Family and friends play a major role in discussions about older driver safety, and we are now recognizing the importance of starting these conversations earlier, before a crisis. "When an older adult is given a traffic ticket or has a minor crash, it may feel like a natural time to discuss safety in driving," says Mary Jo McGuire, MS, OTR/L, OTPP, FAOTA. "The problem is that this is when an older adult feels he or she must defend the ability to drive, and so the conversation with family members can, unfortunately, become argumentative."
Many older adults may think about when they might have to stop driving, without wanting to discuss it. Yet families and friends can ask questions that focus on life after driving, such as, "how do you think you could get to church if you ever quit driving?"
"With this approach, the older adult is given hope of continued participation in community events after driving retirement," says McGuire. "Older adults do not want to be a burden on others, so providing additional information such as offering to pick up the older adult for church and having brunch after the service can help prepare for a time when help must be accepted."
These conversations are easier when an older adult is still a competent driver, because he or she can focus on preparing to make good choices, such as making minor changes, without worrying about having to stop driving immediately, according to McGuire. She suggests using current events, such as a news story about a car accident, as an opportunity to explore driver safety. This is also a time to emphasize that adaptations are available to allow an older adult to continue driving safely, despite physical or cognitive changes.

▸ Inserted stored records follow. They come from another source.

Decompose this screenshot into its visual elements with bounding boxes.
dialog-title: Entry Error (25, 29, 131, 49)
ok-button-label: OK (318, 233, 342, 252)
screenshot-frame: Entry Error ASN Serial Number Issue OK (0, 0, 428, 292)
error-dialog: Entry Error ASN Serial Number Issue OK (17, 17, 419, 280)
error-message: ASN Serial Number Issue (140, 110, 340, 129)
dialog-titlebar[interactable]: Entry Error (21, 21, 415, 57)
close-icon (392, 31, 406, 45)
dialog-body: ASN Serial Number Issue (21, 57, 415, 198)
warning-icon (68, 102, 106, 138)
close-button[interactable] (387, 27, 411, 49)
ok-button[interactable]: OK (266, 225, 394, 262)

These can be as simple as staying off highways and not driving at night, or as complex as vehicle adaptations.
Other opportunities for discussing driver safety include making positive comments when transporting an older adult somewhere, such as "it's nice to spend time with you" or "I'm glad you let me drive today"; creating a positive attitude toward life without driving responsibilities, such as not having the cost of keeping up a car and paying insurance; and discussing the possibility of limiting when or where the person drives, in order to increase safety.

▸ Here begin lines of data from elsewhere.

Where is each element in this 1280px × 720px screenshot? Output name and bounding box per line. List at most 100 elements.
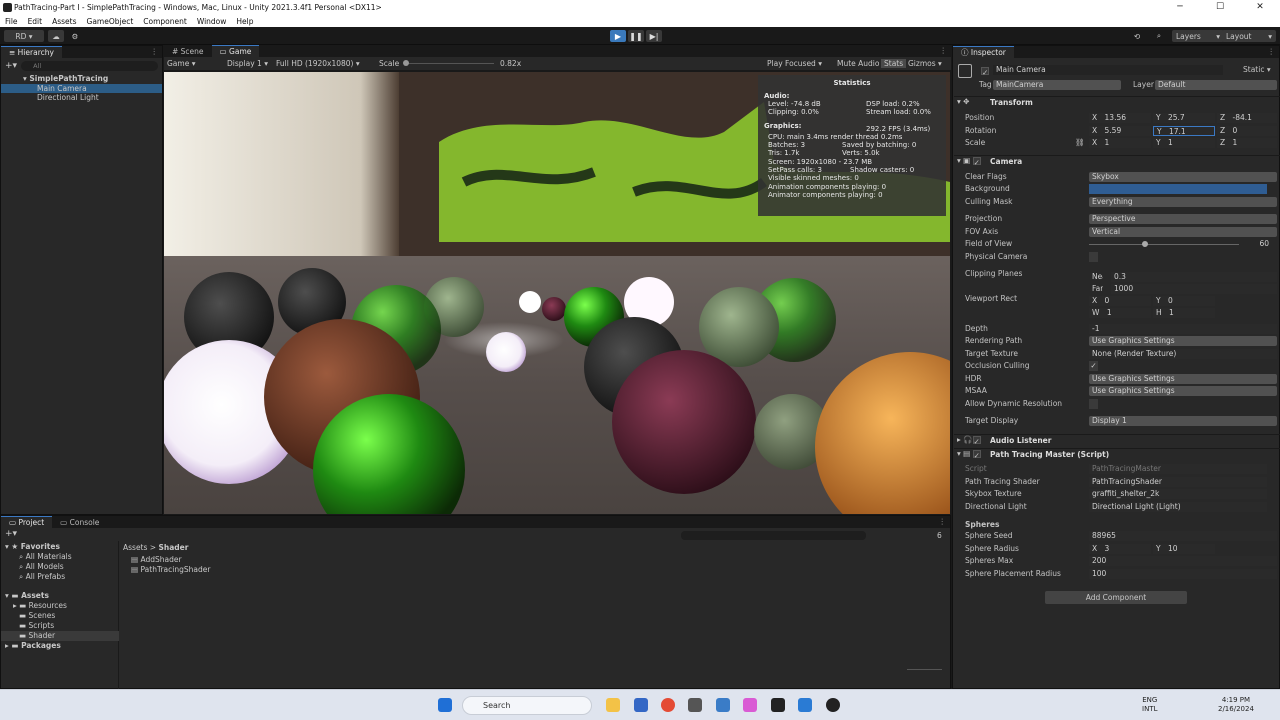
history-icon[interactable]: ⟲ [1128, 30, 1146, 42]
active-checkbox[interactable]: ✓ [981, 66, 989, 77]
panel-menu-icon[interactable]: ⋮ [1268, 47, 1276, 56]
start-icon[interactable] [438, 698, 452, 712]
camera-prop-value[interactable]: Skybox [1089, 172, 1277, 182]
audio-listener-header[interactable]: Audio Listener [954, 434, 1280, 446]
shader-field[interactable]: PathTracingShader [1089, 477, 1267, 487]
camera-prop-value[interactable]: Use Graphics Settings [1089, 386, 1277, 396]
notepad-icon[interactable] [634, 698, 648, 712]
position-y-field[interactable]: Y 25.7 [1153, 113, 1215, 123]
camera-prop-value[interactable] [1089, 399, 1098, 409]
file-addshader[interactable]: ▤ AddShader [131, 555, 182, 565]
search-icon[interactable]: ⌕ [1150, 30, 1168, 42]
fav-all-materials[interactable]: ⌕ All Materials [19, 552, 72, 562]
ptm-header[interactable]: Path Tracing Master (Script) [954, 448, 1280, 460]
fov-slider-handle[interactable] [1142, 241, 1148, 247]
vscode-icon[interactable] [798, 698, 812, 712]
near-field[interactable]: 0.3 [1111, 272, 1277, 282]
add-component-button[interactable]: Add Component [1045, 591, 1187, 604]
menu-assets[interactable]: Assets [52, 17, 76, 26]
far-field[interactable]: 1000 [1111, 284, 1277, 294]
hierarchy-item-main-camera[interactable]: Main Camera [1, 83, 162, 93]
chrome-icon[interactable] [661, 698, 675, 712]
placement-field[interactable]: 100 [1089, 569, 1277, 579]
folder-shader[interactable]: ▬ Shader [1, 631, 119, 641]
rotation-x-field[interactable]: X 5.59 [1089, 126, 1151, 136]
fav-all-prefabs[interactable]: ⌕ All Prefabs [19, 572, 65, 582]
obs-icon[interactable] [826, 698, 840, 712]
resolution-dropdown[interactable]: Full HD (1920x1080) ▾ [276, 59, 360, 68]
tab-scene[interactable]: # Scene [164, 45, 212, 57]
folder-scripts[interactable]: ▬ Scripts [19, 621, 54, 631]
language-indicator[interactable]: ENG INTL [1142, 696, 1157, 714]
menu-component[interactable]: Component [143, 17, 187, 26]
folder-scenes[interactable]: ▬ Scenes [19, 611, 55, 621]
camera-header[interactable]: Camera [954, 155, 1280, 167]
position-x-field[interactable]: X 13.56 [1089, 113, 1151, 123]
tab-project[interactable]: ▭ Project [1, 516, 53, 528]
project-search-input[interactable] [681, 531, 866, 540]
play-mode-dropdown[interactable]: Play Focused ▾ [767, 59, 822, 68]
create-icon[interactable]: +▾ [5, 529, 17, 540]
tab-hierarchy[interactable]: ≡ Hierarchy [1, 46, 62, 58]
menu-window[interactable]: Window [197, 17, 227, 26]
camera-prop-value[interactable] [1089, 252, 1098, 262]
game-viewport[interactable]: Statistics Audio: Level: -74.8 dB DSP loa… [164, 72, 950, 514]
display-dropdown[interactable]: Display 1 ▾ [227, 59, 268, 68]
camera-prop-value[interactable]: None (Render Texture) [1089, 349, 1277, 359]
folder-resources[interactable]: ▸ ▬ Resources [13, 601, 67, 611]
cloud-icon[interactable]: ☁ [48, 30, 64, 42]
scale-slider-handle[interactable] [403, 60, 409, 66]
panel-menu-icon[interactable]: ⋮ [151, 47, 159, 56]
camera-prop-value[interactable] [1089, 184, 1267, 194]
collab-icon[interactable]: ⚙ [68, 30, 82, 42]
max-field[interactable]: 200 [1089, 556, 1277, 566]
taskbar-search[interactable]: Search [462, 696, 592, 715]
mute-audio-button[interactable]: Mute Audio [837, 59, 879, 68]
fov-slider[interactable] [1089, 244, 1239, 245]
step-button[interactable]: ▶| [646, 30, 662, 42]
layers-dropdown[interactable]: Layers ▾ [1172, 30, 1224, 42]
breadcrumb-shader[interactable]: Shader [158, 543, 188, 552]
account-button[interactable]: RD ▾ [4, 30, 44, 42]
static-toggle[interactable]: Static ▾ [1243, 65, 1271, 75]
tab-inspector[interactable]: ⓘ Inspector [953, 46, 1014, 58]
maximize-button[interactable]: ☐ [1200, 0, 1240, 15]
light-field[interactable]: Directional Light (Light) [1089, 502, 1267, 512]
position-z-field[interactable]: Z -84.1 [1217, 113, 1277, 123]
paint-icon[interactable] [743, 698, 757, 712]
file-pathtracingshader[interactable]: ▤ PathTracingShader [131, 565, 210, 575]
snip-icon[interactable] [716, 698, 730, 712]
scale-x-field[interactable]: X 1 [1089, 138, 1151, 148]
scale-slider[interactable] [404, 63, 494, 64]
hierarchy-item-directional-light[interactable]: Directional Light [1, 93, 162, 103]
add-icon[interactable]: +▾ [1, 61, 17, 71]
radius-x-field[interactable]: X 3 [1089, 544, 1151, 554]
layout-dropdown[interactable]: Layout ▾ [1222, 30, 1276, 42]
layer-dropdown[interactable]: Default [1155, 80, 1277, 90]
camera-prop-value[interactable]: Vertical [1089, 227, 1277, 237]
stats-button[interactable]: Stats [881, 59, 907, 68]
scene-root[interactable]: ▾ SimplePathTracing [1, 74, 162, 84]
minimize-button[interactable]: ─ [1160, 0, 1200, 15]
seed-field[interactable]: 88965 [1089, 531, 1277, 541]
rotation-y-field[interactable]: Y 17.1 [1153, 126, 1215, 136]
panel-menu-icon[interactable]: ⋮ [939, 517, 947, 526]
viewport-y-field[interactable]: Y 0 [1153, 296, 1215, 306]
packages-node[interactable]: ▸ ▬ Packages [5, 641, 61, 651]
game-view-dropdown[interactable]: Game ▾ [167, 59, 195, 68]
scale-z-field[interactable]: Z 1 [1217, 138, 1277, 148]
favorites-node[interactable]: ▾ ★ Favorites [5, 542, 60, 552]
radius-y-field[interactable]: Y 10 [1153, 544, 1215, 554]
viewport-x-field[interactable]: X 0 [1089, 296, 1151, 306]
skybox-field[interactable]: graffiti_shelter_2k [1089, 489, 1267, 499]
menu-file[interactable]: File [5, 17, 18, 26]
camera-prop-value[interactable]: Perspective [1089, 214, 1277, 224]
hierarchy-search-input[interactable]: All [21, 61, 158, 71]
transform-header[interactable]: Transform [954, 96, 1280, 108]
camera-prop-value[interactable]: ✓ [1089, 361, 1098, 371]
close-button[interactable]: ✕ [1240, 0, 1280, 15]
camera-prop-value[interactable]: Use Graphics Settings [1089, 336, 1277, 346]
menu-gameobject[interactable]: GameObject [87, 17, 134, 26]
viewport-w-field[interactable]: W 1 [1089, 308, 1151, 318]
link-icon[interactable]: ⛓ [1075, 138, 1085, 148]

Another option that occupational therapy practitioners suggest is that older drivers and their families select a family member or friend to be a "driving advocate" who will commit to ride with the older driver on a regular basis and will voice concerns and give advice. Remember to never have these conversations in the car and be specific about the unsafe behavior (get more tips here).
"Everyone is different, and the solutions need to be custom designed for each individual," says McGuire. "It is often hard for families, and this is part of the reason occupational therapy is an important part of society—occupational therapy practitioners have special skills for considering all the factors." Occupational therapy practitioners can provide families with materials on older driver safety, support families when bringing up the topic, and look at older adults holistically to provide tailored information. "Driving is a critical occupation that we need to understand and analyze," says McGuire. "It is one part of the larger issues of community mobility, which is a critical component of being able to live life to its fullest."